The Palestinian Authority announced an unusually public crackdown on militants in the Israeli-occupied West Bank on Saturday, sending armored vehicles through the streets of the city of Jenin, where the armed groups have become increasingly powerful.
Palestinian security forces began their operation in Jenin to “put an end to sedition and chaos,” said Brig. Gen. Anwar Rajab, a spokesman for the Palestinian Authority’s security services. They killed a local militant ringleader, according to General Rajab and two residents.
As fighting has raged between Israel and Hamas in Gaza, the rising influence of militants in cities like Jenin and Tulkarm has also prompted a deadly cycle of Israeli military operations, which have often lasted for days and devastated Palestinian neighborhoods.

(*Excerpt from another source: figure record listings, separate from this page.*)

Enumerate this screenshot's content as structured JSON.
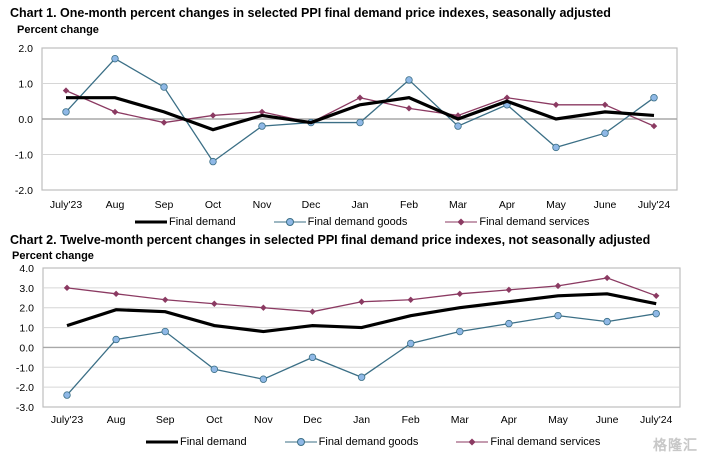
{
  "chart_data": [
    {
      "type": "line",
      "title": "Chart 1. One-month percent changes in selected PPI final demand price indexes, seasonally adjusted",
      "ylabel": "Percent change",
      "xlabel": "",
      "ylim": [
        -2.0,
        2.0
      ],
      "yticks": [
        "2.0",
        "1.0",
        "0.0",
        "-1.0",
        "-2.0"
      ],
      "ytick_values": [
        2.0,
        1.0,
        0.0,
        -1.0,
        -2.0
      ],
      "grid": true,
      "legend_position": "bottom",
      "categories": [
        "July'23",
        "Aug",
        "Sep",
        "Oct",
        "Nov",
        "Dec",
        "Jan",
        "Feb",
        "Mar",
        "Apr",
        "May",
        "June",
        "July'24"
      ],
      "series": [
        {
          "name": "Final demand",
          "color": "#000000",
          "marker": "none",
          "values": [
            0.6,
            0.6,
            0.2,
            -0.3,
            0.1,
            -0.1,
            0.4,
            0.6,
            0.0,
            0.5,
            0.0,
            0.2,
            0.1
          ]
        },
        {
          "name": "Final demand goods",
          "color": "#3b6f86",
          "marker": "circle",
          "marker_fill": "#8fb8e6",
          "values": [
            0.2,
            1.7,
            0.9,
            -1.2,
            -0.2,
            -0.1,
            -0.1,
            1.1,
            -0.2,
            0.4,
            -0.8,
            -0.4,
            0.6
          ]
        },
        {
          "name": "Final demand services",
          "color": "#8b3a62",
          "marker": "diamond",
          "marker_fill": "#8b3a62",
          "values": [
            0.8,
            0.2,
            -0.1,
            0.1,
            0.2,
            -0.1,
            0.6,
            0.3,
            0.1,
            0.6,
            0.4,
            0.4,
            -0.2
          ]
        }
      ]
    },
    {
      "type": "line",
      "title": "Chart 2. Twelve-month percent changes in selected PPI final demand price indexes, not seasonally adjusted",
      "ylabel": "Percent change",
      "xlabel": "",
      "ylim": [
        -3.0,
        4.0
      ],
      "yticks": [
        "4.0",
        "3.0",
        "2.0",
        "1.0",
        "0.0",
        "-1.0",
        "-2.0",
        "-3.0"
      ],
      "ytick_values": [
        4.0,
        3.0,
        2.0,
        1.0,
        0.0,
        -1.0,
        -2.0,
        -3.0
      ],
      "grid": true,
      "legend_position": "bottom",
      "categories": [
        "July'23",
        "Aug",
        "Sep",
        "Oct",
        "Nov",
        "Dec",
        "Jan",
        "Feb",
        "Mar",
        "Apr",
        "May",
        "June",
        "July'24"
      ],
      "series": [
        {
          "name": "Final demand",
          "color": "#000000",
          "marker": "none",
          "values": [
            1.1,
            1.9,
            1.8,
            1.1,
            0.8,
            1.1,
            1.0,
            1.6,
            2.0,
            2.3,
            2.6,
            2.7,
            2.2
          ]
        },
        {
          "name": "Final demand goods",
          "color": "#3b6f86",
          "marker": "circle",
          "marker_fill": "#8fb8e6",
          "values": [
            -2.4,
            0.4,
            0.8,
            -1.1,
            -1.6,
            -0.5,
            -1.5,
            0.2,
            0.8,
            1.2,
            1.6,
            1.3,
            1.7
          ]
        },
        {
          "name": "Final demand services",
          "color": "#8b3a62",
          "marker": "diamond",
          "marker_fill": "#8b3a62",
          "values": [
            3.0,
            2.7,
            2.4,
            2.2,
            2.0,
            1.8,
            2.3,
            2.4,
            2.7,
            2.9,
            3.1,
            3.5,
            2.6
          ]
        }
      ]
    }
  ],
  "watermark": "格隆汇"
}
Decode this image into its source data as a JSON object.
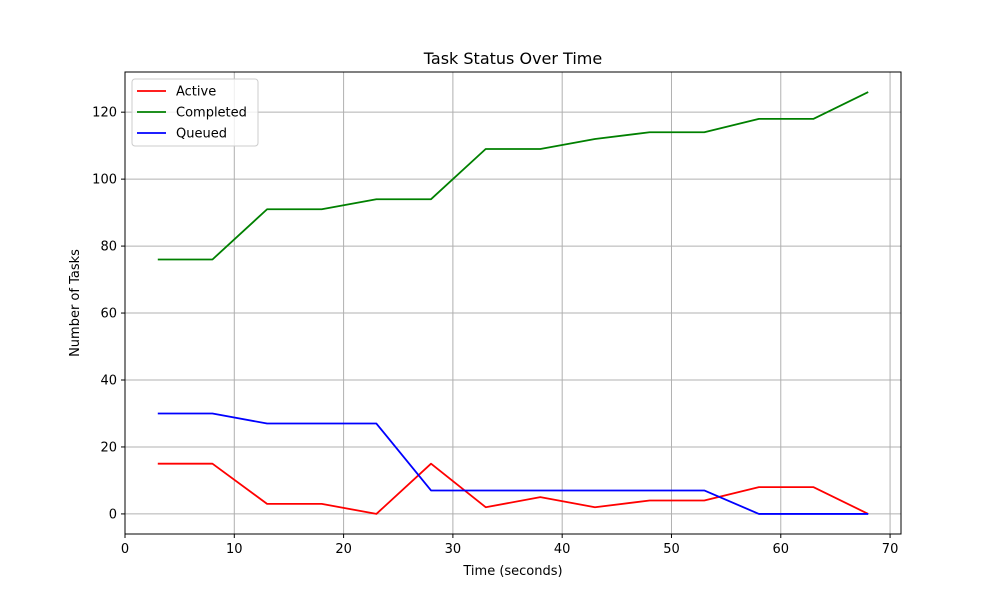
{
  "chart_data": {
    "type": "line",
    "title": "Task Status Over Time",
    "xlabel": "Time (seconds)",
    "ylabel": "Number of Tasks",
    "xlim": [
      0,
      71
    ],
    "ylim": [
      -6,
      132
    ],
    "xticks": [
      0,
      10,
      20,
      30,
      40,
      50,
      60,
      70
    ],
    "yticks": [
      0,
      20,
      40,
      60,
      80,
      100,
      120
    ],
    "grid": true,
    "legend_position": "top-left",
    "x": [
      3,
      8,
      13,
      18,
      23,
      28,
      33,
      38,
      43,
      48,
      53,
      58,
      63,
      68
    ],
    "series": [
      {
        "name": "Active",
        "color": "#ff0000",
        "values": [
          15,
          15,
          3,
          3,
          0,
          15,
          2,
          5,
          2,
          4,
          4,
          8,
          8,
          0
        ]
      },
      {
        "name": "Completed",
        "color": "#008000",
        "values": [
          76,
          76,
          91,
          91,
          94,
          94,
          109,
          109,
          112,
          114,
          114,
          118,
          118,
          126
        ]
      },
      {
        "name": "Queued",
        "color": "#0000ff",
        "values": [
          30,
          30,
          27,
          27,
          27,
          7,
          7,
          7,
          7,
          7,
          7,
          0,
          0,
          0
        ]
      }
    ]
  }
}
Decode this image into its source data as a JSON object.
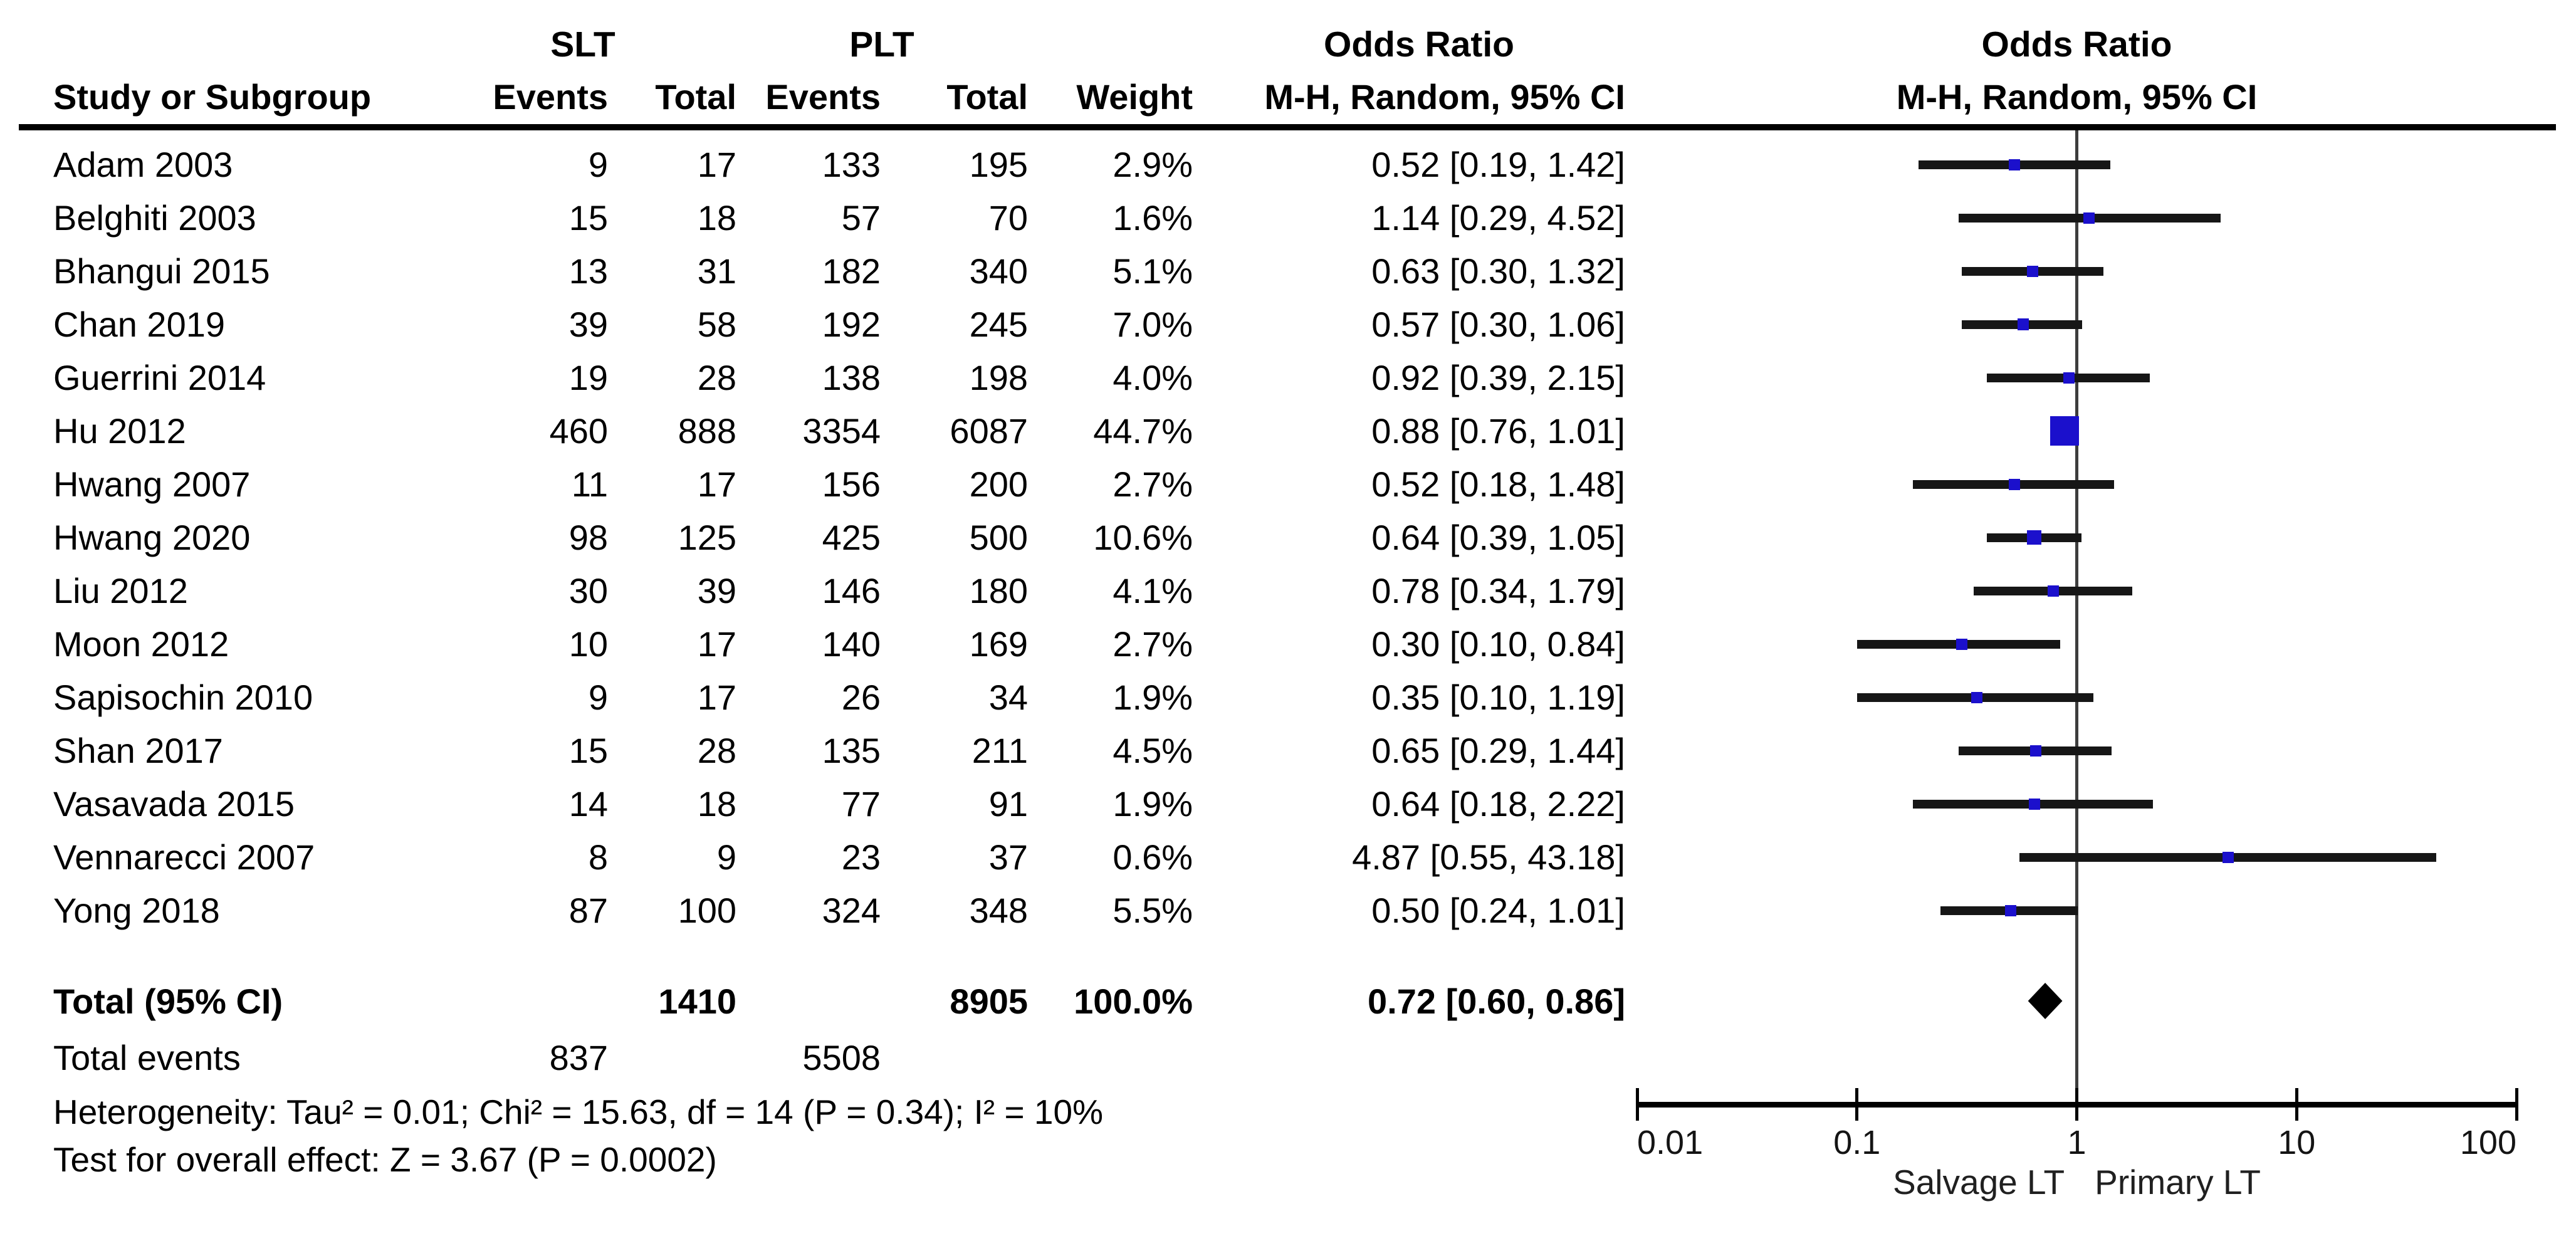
{
  "colors": {
    "marker_blue": "#1b10cc",
    "diamond_black": "#000000",
    "line_black": "#161616"
  },
  "header": {
    "group1": "SLT",
    "group2": "PLT",
    "study_col": "Study or Subgroup",
    "events_col": "Events",
    "total_col": "Total",
    "weight_col": "Weight",
    "or_title": "Odds Ratio",
    "or_subtitle": "M-H, Random, 95% CI",
    "plot_title": "Odds Ratio",
    "plot_subtitle": "M-H, Random, 95% CI"
  },
  "chart_data": {
    "type": "forest",
    "effect_measure": "Odds Ratio",
    "method": "M-H, Random, 95% CI",
    "x_scale": "log",
    "xlim": [
      0.01,
      100
    ],
    "x_ticks": [
      "0.01",
      "0.1",
      "1",
      "10",
      "100"
    ],
    "x_left_label": "Salvage LT",
    "x_right_label": "Primary LT",
    "group1": "SLT",
    "group2": "PLT",
    "studies": [
      {
        "name": "Adam 2003",
        "events1": "9",
        "total1": "17",
        "events2": "133",
        "total2": "195",
        "weight": "2.9%",
        "or": 0.52,
        "ci_lo": 0.19,
        "ci_hi": 1.42,
        "label": "0.52 [0.19, 1.42]"
      },
      {
        "name": "Belghiti 2003",
        "events1": "15",
        "total1": "18",
        "events2": "57",
        "total2": "70",
        "weight": "1.6%",
        "or": 1.14,
        "ci_lo": 0.29,
        "ci_hi": 4.52,
        "label": "1.14 [0.29, 4.52]"
      },
      {
        "name": "Bhangui 2015",
        "events1": "13",
        "total1": "31",
        "events2": "182",
        "total2": "340",
        "weight": "5.1%",
        "or": 0.63,
        "ci_lo": 0.3,
        "ci_hi": 1.32,
        "label": "0.63 [0.30, 1.32]"
      },
      {
        "name": "Chan 2019",
        "events1": "39",
        "total1": "58",
        "events2": "192",
        "total2": "245",
        "weight": "7.0%",
        "or": 0.57,
        "ci_lo": 0.3,
        "ci_hi": 1.06,
        "label": "0.57 [0.30, 1.06]"
      },
      {
        "name": "Guerrini 2014",
        "events1": "19",
        "total1": "28",
        "events2": "138",
        "total2": "198",
        "weight": "4.0%",
        "or": 0.92,
        "ci_lo": 0.39,
        "ci_hi": 2.15,
        "label": "0.92 [0.39, 2.15]"
      },
      {
        "name": "Hu 2012",
        "events1": "460",
        "total1": "888",
        "events2": "3354",
        "total2": "6087",
        "weight": "44.7%",
        "or": 0.88,
        "ci_lo": 0.76,
        "ci_hi": 1.01,
        "label": "0.88 [0.76, 1.01]"
      },
      {
        "name": "Hwang 2007",
        "events1": "11",
        "total1": "17",
        "events2": "156",
        "total2": "200",
        "weight": "2.7%",
        "or": 0.52,
        "ci_lo": 0.18,
        "ci_hi": 1.48,
        "label": "0.52 [0.18, 1.48]"
      },
      {
        "name": "Hwang 2020",
        "events1": "98",
        "total1": "125",
        "events2": "425",
        "total2": "500",
        "weight": "10.6%",
        "or": 0.64,
        "ci_lo": 0.39,
        "ci_hi": 1.05,
        "label": "0.64 [0.39, 1.05]"
      },
      {
        "name": "Liu 2012",
        "events1": "30",
        "total1": "39",
        "events2": "146",
        "total2": "180",
        "weight": "4.1%",
        "or": 0.78,
        "ci_lo": 0.34,
        "ci_hi": 1.79,
        "label": "0.78 [0.34, 1.79]"
      },
      {
        "name": "Moon 2012",
        "events1": "10",
        "total1": "17",
        "events2": "140",
        "total2": "169",
        "weight": "2.7%",
        "or": 0.3,
        "ci_lo": 0.1,
        "ci_hi": 0.84,
        "label": "0.30 [0.10, 0.84]"
      },
      {
        "name": "Sapisochin 2010",
        "events1": "9",
        "total1": "17",
        "events2": "26",
        "total2": "34",
        "weight": "1.9%",
        "or": 0.35,
        "ci_lo": 0.1,
        "ci_hi": 1.19,
        "label": "0.35 [0.10, 1.19]"
      },
      {
        "name": "Shan 2017",
        "events1": "15",
        "total1": "28",
        "events2": "135",
        "total2": "211",
        "weight": "4.5%",
        "or": 0.65,
        "ci_lo": 0.29,
        "ci_hi": 1.44,
        "label": "0.65 [0.29, 1.44]"
      },
      {
        "name": "Vasavada 2015",
        "events1": "14",
        "total1": "18",
        "events2": "77",
        "total2": "91",
        "weight": "1.9%",
        "or": 0.64,
        "ci_lo": 0.18,
        "ci_hi": 2.22,
        "label": "0.64 [0.18, 2.22]"
      },
      {
        "name": "Vennarecci 2007",
        "events1": "8",
        "total1": "9",
        "events2": "23",
        "total2": "37",
        "weight": "0.6%",
        "or": 4.87,
        "ci_lo": 0.55,
        "ci_hi": 43.18,
        "label": "4.87 [0.55, 43.18]"
      },
      {
        "name": "Yong 2018",
        "events1": "87",
        "total1": "100",
        "events2": "324",
        "total2": "348",
        "weight": "5.5%",
        "or": 0.5,
        "ci_lo": 0.24,
        "ci_hi": 1.01,
        "label": "0.50 [0.24, 1.01]"
      }
    ],
    "total": {
      "name": "Total (95% CI)",
      "total1": "1410",
      "total2": "8905",
      "weight": "100.0%",
      "or": 0.72,
      "ci_lo": 0.6,
      "ci_hi": 0.86,
      "label": "0.72 [0.60, 0.86]"
    },
    "total_events": {
      "name": "Total events",
      "events1": "837",
      "events2": "5508"
    },
    "heterogeneity": "Heterogeneity: Tau² = 0.01; Chi² = 15.63, df = 14 (P = 0.34); I² = 10%",
    "overall_effect": "Test for overall effect: Z = 3.67 (P = 0.0002)"
  }
}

The militants — often affiliated with groups like Hamas and Palestinian Islamic Jihad — oppose both Israel and the internationally backed Palestinian Authority, which administers some West Bank areas under Israeli occupation. The fragile Authority has struggled to fully crack down on the militants, fearing that doing so would undermine its already tenuous rule among Palestinians who see it as too close to Israel.

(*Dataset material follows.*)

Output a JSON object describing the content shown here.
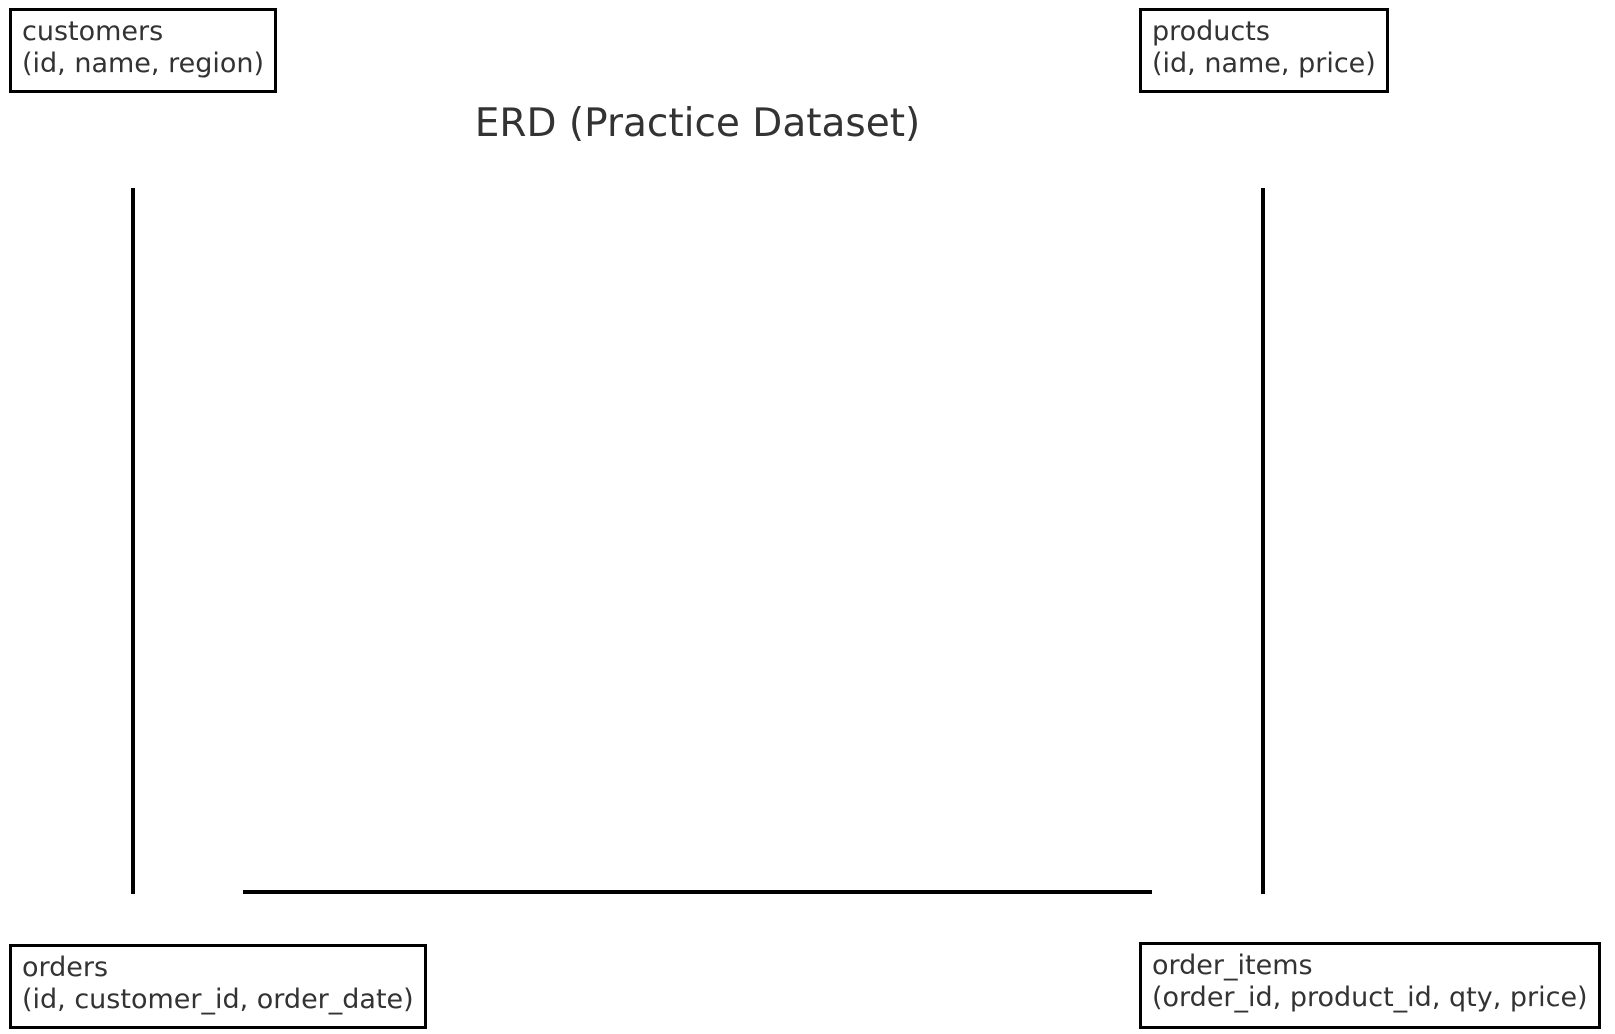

Violence in the West Bank has sharply escalated since the Oct. 7 attack by Hamas on Israel last year that triggered the war in Gaza. Since then, Israeli security forces and civilians have killed at least 700 Palestinians in the West Bank, according to the United Nations.
The Biden administration has called for the Palestinian Authority to ultimately take control over Gaza after Israel’s war against Hamas ends. Israeli officials have often rejected such a proposal, in part by pointing to the spiraling unrest in the West Bank, arguing that the Palestinian government is unable to rule its own backyard.
On Saturday, Palestinian security forces entered the Jenin refugee camp and killed Yazid Jaayseh, a local militant ringleader. The camp is a built-up neighborhood founded decades ago by Palestinian refugees displaced by the wars surrounding the establishment of Israel in 1948.
In a statement, Hamas mourned Mr. Jaayseh as a leader in a local militant group, although it did not claim him as a member. Hamas said the Palestinian Authority’s crackdown against the armed groups was “absolutely identical to Israel’s aggression and criminality,”
General Rajab vowed that Palestinian security forces had begun “a new stage” that aimed to “regain control of the Jenin camp from lawbreakers who ruin the lives of the citizenry.”
Two Palestinian officials, who spoke on the condition of anonymity because they was not authorized to speak publicly, said that the operation around Jenin’s refugee camp was ongoing.
Omar Obeid, a 62-year-old resident of Jenin’s refugee camp, said he was huddled at home with family members. Intense gunfire between the Palestinian Authority’s forces and the militants began around 5 a.m. and had yet to let up, he said.
“None of this fighting should ever have happened,” Mr. Obeid lamented. “Violence isn’t going to get us anywhere. We need a bigger solution.”